Monday, April 23, 2007

I'm trying..

"When we screw up, we have an opportunity to teach our children that humans make mistakes. We can ask for forgiveness. We can do better in the future and hope that, when our children become parents themselves, they will have learned that we don't have to be perfect to be lovable and that forgiveness is a gift that heals."

I read this today and thought about how I self righteously proclaimed myself better than Alec Baldwin as a parent. Or at least not as bad.....when the truth be told I have probably made my children feel insignificant on more than one occasion. I usually have an opinion when I get to observe someone else fail at something, deep in the back of my head I think of ways that I could have done it better than them - what I should do is to observe and learn. I have been given more than my fair share of opportunity to learn from my own mistakes and sometimes I do, but more often than not I brush over the fact that my failure was somehow caused by some outside force. What I'm working on is to see my faults and to accept them and to try to make better what bothers me the most. My failures are MY fault and not the cause of someone else's mistakes. Why is that so hard to accept?

I feel so defeated sometimes, like I can't keep it all going - the house, the business, the kids, the various things I've gotten myself into doing. When will I get a break? I feel like I have so much crushing down on me at times and I take out my frustration on those who are around me. I'm crabby or impatient or just withdrawn. Mostly those around me are my kids and then I feel like a crappy mom. I'm starting to notice that when I get impatient with my kids if I really and truly step back and take a look at the situation the problem is my attitude. I have a choice as to how I handle mishaps, arguments, even successes and joys. They are just kids and I so often forget that. I expect WAY too much out of my 10 year old, but in my defense, she has shown me in so many ways how capable she truly is. She has an amazing personality and is such a truly compassionate person. She understands so much and when she acts like she's 10 I want to lose my head.
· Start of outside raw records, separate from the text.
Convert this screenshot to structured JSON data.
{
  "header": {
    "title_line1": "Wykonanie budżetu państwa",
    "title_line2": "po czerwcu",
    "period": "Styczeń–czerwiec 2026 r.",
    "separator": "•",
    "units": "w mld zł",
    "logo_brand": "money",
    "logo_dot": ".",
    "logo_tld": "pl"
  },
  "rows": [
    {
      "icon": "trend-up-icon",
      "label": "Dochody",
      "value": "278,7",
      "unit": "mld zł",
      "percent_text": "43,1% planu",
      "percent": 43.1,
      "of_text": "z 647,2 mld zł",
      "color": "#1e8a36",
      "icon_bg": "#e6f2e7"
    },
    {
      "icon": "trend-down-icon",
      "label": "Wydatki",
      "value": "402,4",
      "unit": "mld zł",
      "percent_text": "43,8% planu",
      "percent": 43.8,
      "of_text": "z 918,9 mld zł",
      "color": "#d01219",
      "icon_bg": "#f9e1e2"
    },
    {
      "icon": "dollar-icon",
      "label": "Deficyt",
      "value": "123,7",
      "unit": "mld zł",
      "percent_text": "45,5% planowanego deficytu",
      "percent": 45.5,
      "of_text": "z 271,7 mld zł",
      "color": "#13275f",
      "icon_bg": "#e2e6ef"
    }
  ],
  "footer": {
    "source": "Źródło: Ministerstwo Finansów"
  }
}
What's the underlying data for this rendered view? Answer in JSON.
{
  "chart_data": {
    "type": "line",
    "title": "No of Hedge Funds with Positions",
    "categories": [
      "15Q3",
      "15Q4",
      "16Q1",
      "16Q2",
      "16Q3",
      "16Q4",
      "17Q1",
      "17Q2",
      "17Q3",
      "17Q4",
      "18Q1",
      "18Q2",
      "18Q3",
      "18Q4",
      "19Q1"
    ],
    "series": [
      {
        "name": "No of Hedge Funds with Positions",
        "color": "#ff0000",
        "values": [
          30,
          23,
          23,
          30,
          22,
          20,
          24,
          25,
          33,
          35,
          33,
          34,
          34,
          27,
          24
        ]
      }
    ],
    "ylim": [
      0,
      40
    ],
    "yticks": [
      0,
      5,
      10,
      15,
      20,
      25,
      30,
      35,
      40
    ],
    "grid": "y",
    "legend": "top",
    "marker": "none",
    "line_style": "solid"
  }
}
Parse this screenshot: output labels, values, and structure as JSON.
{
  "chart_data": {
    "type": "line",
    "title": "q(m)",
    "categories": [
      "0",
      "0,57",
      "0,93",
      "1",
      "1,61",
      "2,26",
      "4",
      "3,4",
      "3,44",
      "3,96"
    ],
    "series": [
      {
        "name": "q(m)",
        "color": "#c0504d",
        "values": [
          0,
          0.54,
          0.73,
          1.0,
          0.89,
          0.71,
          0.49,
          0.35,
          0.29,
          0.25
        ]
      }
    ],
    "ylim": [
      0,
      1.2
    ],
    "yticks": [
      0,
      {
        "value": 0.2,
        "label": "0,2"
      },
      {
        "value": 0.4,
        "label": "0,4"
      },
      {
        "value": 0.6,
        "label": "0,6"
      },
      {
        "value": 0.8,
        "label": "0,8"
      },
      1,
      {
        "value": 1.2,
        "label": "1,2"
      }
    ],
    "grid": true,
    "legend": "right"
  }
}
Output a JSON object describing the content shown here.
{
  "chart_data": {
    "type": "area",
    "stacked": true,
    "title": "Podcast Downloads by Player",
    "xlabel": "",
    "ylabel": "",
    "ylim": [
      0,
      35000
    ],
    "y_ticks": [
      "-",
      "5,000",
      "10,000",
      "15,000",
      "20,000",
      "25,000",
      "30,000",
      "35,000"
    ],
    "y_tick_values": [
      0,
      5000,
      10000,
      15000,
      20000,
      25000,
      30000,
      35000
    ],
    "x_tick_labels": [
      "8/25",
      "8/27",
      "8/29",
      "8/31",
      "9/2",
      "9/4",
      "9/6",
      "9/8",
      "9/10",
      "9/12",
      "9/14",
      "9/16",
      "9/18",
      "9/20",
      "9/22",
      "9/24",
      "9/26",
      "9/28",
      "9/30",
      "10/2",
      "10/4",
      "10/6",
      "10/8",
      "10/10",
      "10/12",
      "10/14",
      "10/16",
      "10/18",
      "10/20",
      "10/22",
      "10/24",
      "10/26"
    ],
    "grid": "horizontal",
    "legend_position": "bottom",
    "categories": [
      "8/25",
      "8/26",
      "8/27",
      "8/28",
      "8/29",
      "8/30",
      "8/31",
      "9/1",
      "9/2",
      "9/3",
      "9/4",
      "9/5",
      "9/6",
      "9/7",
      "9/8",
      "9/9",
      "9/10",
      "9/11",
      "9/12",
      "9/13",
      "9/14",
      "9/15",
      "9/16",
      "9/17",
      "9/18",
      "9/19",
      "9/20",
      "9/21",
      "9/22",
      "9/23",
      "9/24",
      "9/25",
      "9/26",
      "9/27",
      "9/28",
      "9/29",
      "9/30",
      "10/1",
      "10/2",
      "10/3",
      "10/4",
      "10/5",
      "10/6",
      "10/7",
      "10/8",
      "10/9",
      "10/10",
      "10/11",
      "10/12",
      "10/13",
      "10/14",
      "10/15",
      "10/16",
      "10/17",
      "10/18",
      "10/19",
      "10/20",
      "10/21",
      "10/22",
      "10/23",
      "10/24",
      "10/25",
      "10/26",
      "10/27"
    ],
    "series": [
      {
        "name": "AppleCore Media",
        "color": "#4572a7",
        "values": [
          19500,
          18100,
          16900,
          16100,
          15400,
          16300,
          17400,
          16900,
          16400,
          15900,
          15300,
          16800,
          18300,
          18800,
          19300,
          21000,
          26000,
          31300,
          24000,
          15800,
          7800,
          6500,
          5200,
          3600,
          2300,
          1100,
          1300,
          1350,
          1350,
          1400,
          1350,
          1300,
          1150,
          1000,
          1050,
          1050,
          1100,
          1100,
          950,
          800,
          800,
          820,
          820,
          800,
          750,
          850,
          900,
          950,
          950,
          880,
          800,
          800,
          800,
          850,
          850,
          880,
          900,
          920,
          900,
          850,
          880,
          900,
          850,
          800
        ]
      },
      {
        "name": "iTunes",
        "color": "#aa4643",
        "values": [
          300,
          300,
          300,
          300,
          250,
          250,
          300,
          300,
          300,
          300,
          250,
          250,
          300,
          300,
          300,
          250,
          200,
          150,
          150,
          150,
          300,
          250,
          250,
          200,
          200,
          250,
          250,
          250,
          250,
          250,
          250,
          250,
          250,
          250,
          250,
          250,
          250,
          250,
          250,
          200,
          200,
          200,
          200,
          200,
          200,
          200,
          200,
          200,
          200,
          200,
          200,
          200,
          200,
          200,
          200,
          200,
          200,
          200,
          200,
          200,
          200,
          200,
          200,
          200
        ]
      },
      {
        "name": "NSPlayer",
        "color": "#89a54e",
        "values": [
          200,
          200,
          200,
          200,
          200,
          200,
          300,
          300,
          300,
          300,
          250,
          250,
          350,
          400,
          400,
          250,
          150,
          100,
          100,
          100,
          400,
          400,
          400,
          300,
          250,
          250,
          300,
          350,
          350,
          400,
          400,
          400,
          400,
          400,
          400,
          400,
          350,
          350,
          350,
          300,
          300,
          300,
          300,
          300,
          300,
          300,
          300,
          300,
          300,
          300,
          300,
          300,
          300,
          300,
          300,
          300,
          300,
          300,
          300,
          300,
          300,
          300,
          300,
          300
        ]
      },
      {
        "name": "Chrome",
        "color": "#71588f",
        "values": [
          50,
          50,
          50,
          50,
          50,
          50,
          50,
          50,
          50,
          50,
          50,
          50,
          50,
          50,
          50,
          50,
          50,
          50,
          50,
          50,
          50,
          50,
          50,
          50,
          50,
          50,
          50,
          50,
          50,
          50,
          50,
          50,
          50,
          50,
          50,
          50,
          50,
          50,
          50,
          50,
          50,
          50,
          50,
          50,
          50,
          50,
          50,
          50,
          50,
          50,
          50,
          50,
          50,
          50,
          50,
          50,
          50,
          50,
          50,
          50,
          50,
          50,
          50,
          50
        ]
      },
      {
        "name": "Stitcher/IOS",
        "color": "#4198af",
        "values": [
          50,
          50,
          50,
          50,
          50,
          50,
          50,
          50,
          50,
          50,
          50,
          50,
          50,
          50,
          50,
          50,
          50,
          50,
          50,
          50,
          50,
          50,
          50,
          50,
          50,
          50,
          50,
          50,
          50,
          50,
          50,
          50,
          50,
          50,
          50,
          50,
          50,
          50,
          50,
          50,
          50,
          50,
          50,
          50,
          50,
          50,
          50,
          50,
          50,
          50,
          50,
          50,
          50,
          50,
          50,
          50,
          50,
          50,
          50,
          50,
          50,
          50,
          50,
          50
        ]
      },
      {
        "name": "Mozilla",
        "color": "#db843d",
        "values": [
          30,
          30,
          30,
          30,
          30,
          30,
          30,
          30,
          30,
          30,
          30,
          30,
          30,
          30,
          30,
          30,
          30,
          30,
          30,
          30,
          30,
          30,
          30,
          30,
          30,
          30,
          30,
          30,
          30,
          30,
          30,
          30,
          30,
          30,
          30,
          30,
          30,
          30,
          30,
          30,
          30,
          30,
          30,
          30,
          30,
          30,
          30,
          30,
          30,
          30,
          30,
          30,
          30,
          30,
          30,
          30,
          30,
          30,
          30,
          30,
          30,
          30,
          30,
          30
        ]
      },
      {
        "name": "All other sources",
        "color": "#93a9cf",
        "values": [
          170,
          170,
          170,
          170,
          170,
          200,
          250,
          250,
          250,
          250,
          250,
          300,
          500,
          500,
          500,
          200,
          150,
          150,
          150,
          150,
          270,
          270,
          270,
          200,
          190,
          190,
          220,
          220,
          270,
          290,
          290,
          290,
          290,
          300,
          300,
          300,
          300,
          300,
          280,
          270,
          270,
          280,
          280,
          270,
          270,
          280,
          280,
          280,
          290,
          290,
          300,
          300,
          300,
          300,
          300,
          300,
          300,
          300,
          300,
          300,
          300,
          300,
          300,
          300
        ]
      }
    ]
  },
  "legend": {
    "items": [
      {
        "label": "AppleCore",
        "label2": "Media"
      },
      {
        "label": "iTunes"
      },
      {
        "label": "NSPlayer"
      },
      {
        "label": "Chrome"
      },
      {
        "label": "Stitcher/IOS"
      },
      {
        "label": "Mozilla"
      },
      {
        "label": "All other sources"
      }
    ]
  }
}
I remember 10 years ago in the hospital after I had just had my daughter and I was exhausted and excited and then I started to get scared. I thought to myself - WHAT HAVE YOU DONE? Thoughts were racing through my mind about the responsibility that I had just brought upon myself for the next 18 years and beyond. My child was taken away to NICU (she had strep) amidst my worry I realized the fact that I was a mom - me, a mom. It was so overwhelming and so unbelievable and I thought to myself I CAN'T DO THIS, what have I gotten myself into?

I still think those thoughts at times, that I can't do this. I feel like a kid playing house and I'm hoping that the real adults will come in and take over soon. But I am the adult, and as Lynyrd Skynryd reminds me

"dont you worry... you'll find yourself.
Follow you heart and nothing else.
And you can do this if you try."

So I'm trying, and hopefully my kids will be better moms for all of my shortcomings.